Moving to LA, a large and cutthroat city, was a massive change. How did you know you were ready and certain to take that leap of faith?
To be honest, I had no idea what I was doing. All I knew was it was a great opportunity I may never get again, so I decided to follow it. In the beginning, it was extremely hard. I was working at a coffee shop in the morning and then doing sessions in the afternoon. It was tough, but when I moved out to LA, I had so much growing to do as a songwriter, and it really helped me become a better writer.
What three words would you use to describe the tone and vibe for I Blame The World?
Sad, mad, fun-ish?
What can fans expect from your upcoming tour?
I hope this upcoming tour is fun! I think it will be. I can’t wait to be back on the road. I
thought a lot about the live show while writing this album, and I think the new songs will add a lot of tempo and diversity to the show!

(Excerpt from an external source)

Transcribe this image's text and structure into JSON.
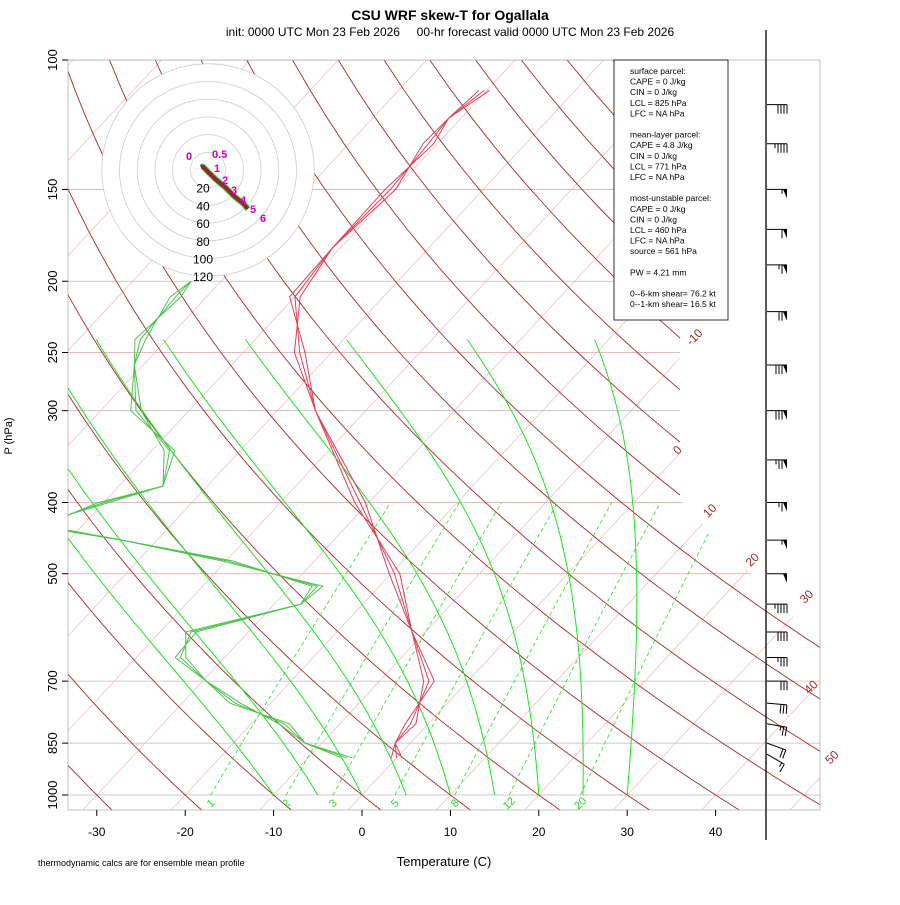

What song are you most proud of?
This is such a hard question, but if I had to pick one off the new album, I would have to say “Global Warming.” I love the feel of it, and I think lyrically, it really captures where I’ve been in the past year. The world is burning, but I have someone I love that keeps me going, and I think that’s a universal motive for a lot of people.
You’ve written with various artists; Camilla Cabello, Kygo, John Legend—which do you prefer: writing for yourself or with/for others?
It really depends on the day and what mood I’m in. I enjoy both equally because they’re both so different from each other. When I write for myself, I get to tell my story, but when I write with other artists, I get to help tell theirs, which is awesome.
As an artist and a young person growing up in the roaring digital age, how has it been staying confident and motivated in your craft? Are there days when you think you made a wrong career choice?
There isn’t a day where I don’t question what I’m doing, lol. I think in the age we’re in. It’s
easy to constantly be comparing yourself to others. I’ve gotten a lot better at focusing on what I’m doing and what I want to achieve, which has helped my mental health a lot. I never feel like I made the wrong career choice, but I do wonder what else is out there in the future.